In 2011 there were 30 methamphetamine cases in Parsons. That year voters approved a city ordinance forbidding the sale of ephedrine and pseudoephedrine without a prescription. Both can be used to make meth.
In 2012 there were only nine meth cases.
"I really do believe this ordinance has really helped the city of Parson," says Parsons Police Chief Scott Gofourth.
"I think that's wonderful," says Parsons resident Suzy Hurt. "I think it's a good thing if that's what they are using to make it with."
One inconvenience - the cost of seeing a doctor.
"That would be inconvenient, but I have to say that that's a small inconvenience to consider when the other tragic aspects of the hazards of the methamphetamine cook," says Chief Gofourth.
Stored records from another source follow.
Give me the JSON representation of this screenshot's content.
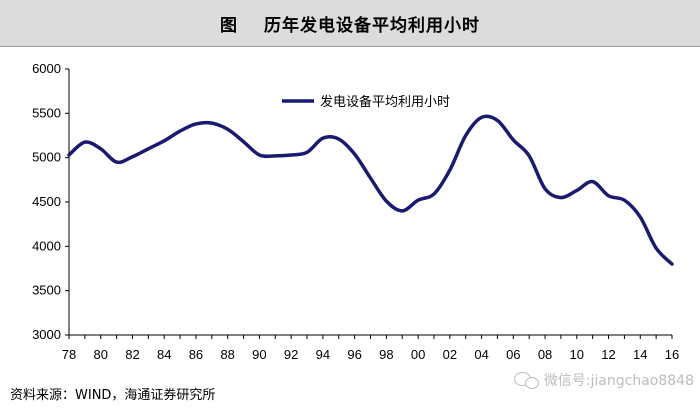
{
  "header": {
    "figure_label": "图",
    "title": "历年发电设备平均利用小时"
  },
  "chart_data": {
    "type": "line",
    "title": "历年发电设备平均利用小时",
    "xlabel": "",
    "ylabel": "",
    "ylim": [
      3000,
      6000
    ],
    "y_ticks": [
      3000,
      3500,
      4000,
      4500,
      5000,
      5500,
      6000
    ],
    "x_ticks": [
      "78",
      "80",
      "82",
      "84",
      "86",
      "88",
      "90",
      "92",
      "94",
      "96",
      "98",
      "00",
      "02",
      "04",
      "06",
      "08",
      "10",
      "12",
      "14",
      "16"
    ],
    "x": [
      1978,
      1979,
      1980,
      1981,
      1982,
      1983,
      1984,
      1985,
      1986,
      1987,
      1988,
      1989,
      1990,
      1991,
      1992,
      1993,
      1994,
      1995,
      1996,
      1997,
      1998,
      1999,
      2000,
      2001,
      2002,
      2003,
      2004,
      2005,
      2006,
      2007,
      2008,
      2009,
      2010,
      2011,
      2012,
      2013,
      2014,
      2015,
      2016
    ],
    "grid": false,
    "legend_position": "top-center",
    "series": [
      {
        "name": "发电设备平均利用小时",
        "color": "#1a1a6e",
        "values": [
          5030,
          5175,
          5100,
          4950,
          5010,
          5100,
          5190,
          5300,
          5380,
          5390,
          5320,
          5180,
          5030,
          5020,
          5030,
          5060,
          5220,
          5210,
          5040,
          4770,
          4510,
          4400,
          4520,
          4590,
          4860,
          5250,
          5455,
          5420,
          5200,
          5020,
          4650,
          4550,
          4630,
          4730,
          4570,
          4520,
          4330,
          3980,
          3800
        ]
      }
    ]
  },
  "footer": {
    "source": "资料来源：WIND，海通证券研究所",
    "watermark": "微信号:jiangchao8848",
    "watermark_icon": "wechat-icon"
  }
}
"One has to see the impact of it - methamphetamine - on the children, that's where I come in the picture," says Dr. Manish Dixit of Parsons. "We see it all the time - once the parents are exposed to methamphetamine they do not provide the optimum care."
"We are seeing the house fires, the people that are brunt, the children that are exposed and all those things," says Chief Gofourth.
The city hopes surrounding communities adopt the same ordinance.
They've shared the ordinance with Pittsburg, Fort Scott, Chanute and others.